M-60, an upside to commercialization

The M-60, referred to as "The Pig" during the Vietnam War, is a belt-feed machine gun firing 7.62 x 51 mm NATO cartridges. At a certain point along the tour of the tunnels, you reach a large, open field with a massive shooting range on one side and the cafeteria type restaurants and souvenir shops rest area on the other. For the tourists who are willing to pay, you can choose from an assortment of automatic weapons. AK-47, M-16, all the way up to an M-60, an absolutely massive machine gun. (Click Here to read the Wikipedia article on the M-60)

I'm writing this blog a few days after we toured the tunnels, and I've had an opportunity see a lot of other spots that are interesting to tourists. I'll write about it more, but there is obviously been a massive effort to make many of these tourist destinations attractive and somewhat familiar people traveling from richer economies. There is also an effort to make them profitable and separate those same travelers from their money. I paid 300,000 dong for 10 rounds on the M-60. That's about $15.

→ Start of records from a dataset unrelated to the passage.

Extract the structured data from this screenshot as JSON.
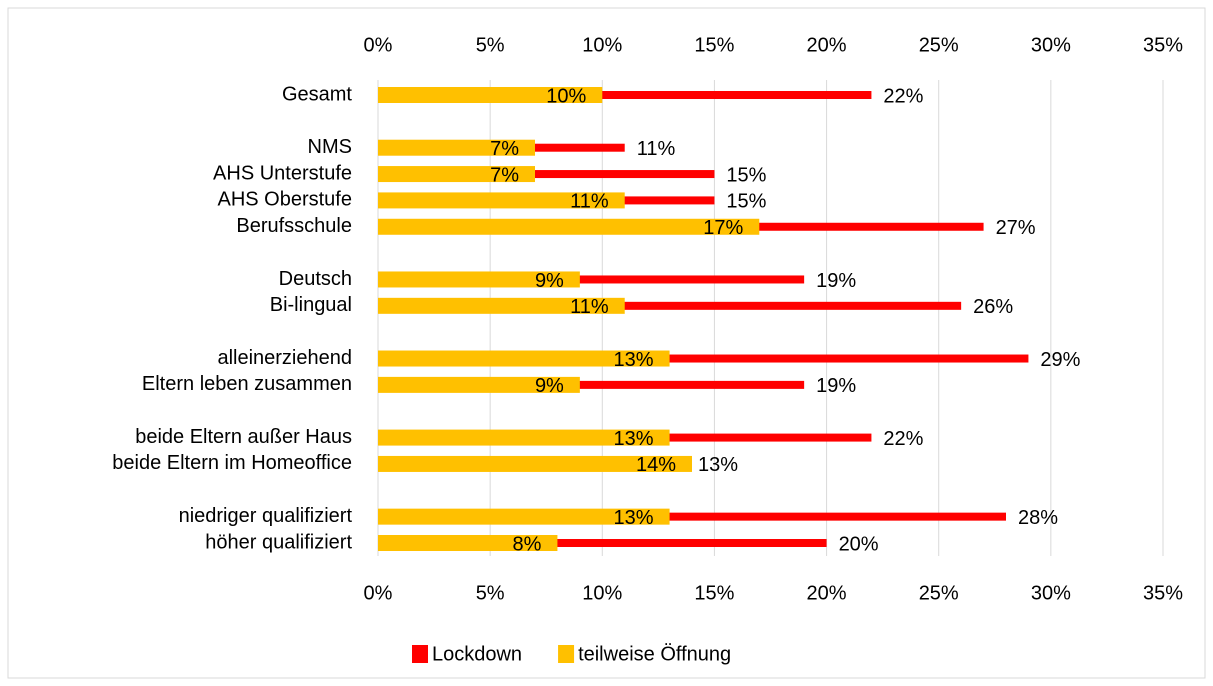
{
  "chart_data": {
    "type": "bar",
    "orientation": "horizontal",
    "overlap": true,
    "categories": [
      "Gesamt",
      null,
      "NMS",
      "AHS Unterstufe",
      "AHS Oberstufe",
      "Berufsschule",
      null,
      "Deutsch",
      "Bi-lingual",
      null,
      "alleinerziehend",
      "Eltern leben zusammen",
      null,
      "beide Eltern außer Haus",
      "beide Eltern im Homeoffice",
      null,
      "niedriger qualifiziert",
      "höher qualifiziert"
    ],
    "series": [
      {
        "name": "Lockdown",
        "color": "#ff0000",
        "values": [
          22,
          null,
          11,
          15,
          15,
          27,
          null,
          19,
          26,
          null,
          29,
          19,
          null,
          22,
          13,
          null,
          28,
          20
        ],
        "value_labels": [
          "22%",
          null,
          "11%",
          "15%",
          "15%",
          "27%",
          null,
          "19%",
          "26%",
          null,
          "29%",
          "19%",
          null,
          "22%",
          "13%",
          null,
          "28%",
          "20%"
        ]
      },
      {
        "name": "teilweise Öffnung",
        "color": "#ffc000",
        "values": [
          10,
          null,
          7,
          7,
          11,
          17,
          null,
          9,
          11,
          null,
          13,
          9,
          null,
          13,
          14,
          null,
          13,
          8
        ],
        "value_labels": [
          "10%",
          null,
          "7%",
          "7%",
          "11%",
          "17%",
          null,
          "9%",
          "11%",
          null,
          "13%",
          "9%",
          null,
          "13%",
          "14%",
          null,
          "13%",
          "8%"
        ]
      }
    ],
    "xlim": [
      0,
      35
    ],
    "xticks": [
      {
        "value": 0,
        "label": "0%"
      },
      {
        "value": 5,
        "label": "5%"
      },
      {
        "value": 10,
        "label": "10%"
      },
      {
        "value": 15,
        "label": "15%"
      },
      {
        "value": 20,
        "label": "20%"
      },
      {
        "value": 25,
        "label": "25%"
      },
      {
        "value": 30,
        "label": "30%"
      },
      {
        "value": 35,
        "label": "35%"
      }
    ],
    "grid": true,
    "legend": "bottom"
  }
}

There is a large part of me the regrets this commercialization. I know that Vietnam needs to grow its economy, and it is working hard to attract tourism. But each time they commercialize a site, it looses part of its historical essence. Getting to shoot that gun, though, anesthetizes some of that concern, at least for the 1.5 seconds it takes to shoot 10 rounds, and maybe the 20 minutes afterward that it takes the adrenalin rush to subside.

Shooting that thing was AWESOME!

1 comment:

  1. It's too bad that Cu Chi is a theme park --for gun loving tourists. Better to go to the tunnels near the DMZ where the villagers lived underground for years to escape US carpet bombing. The point is to see the sorrow and stupidity of war, not to glorify it. I'm going to suggest eliminating Cu Chi from future trips.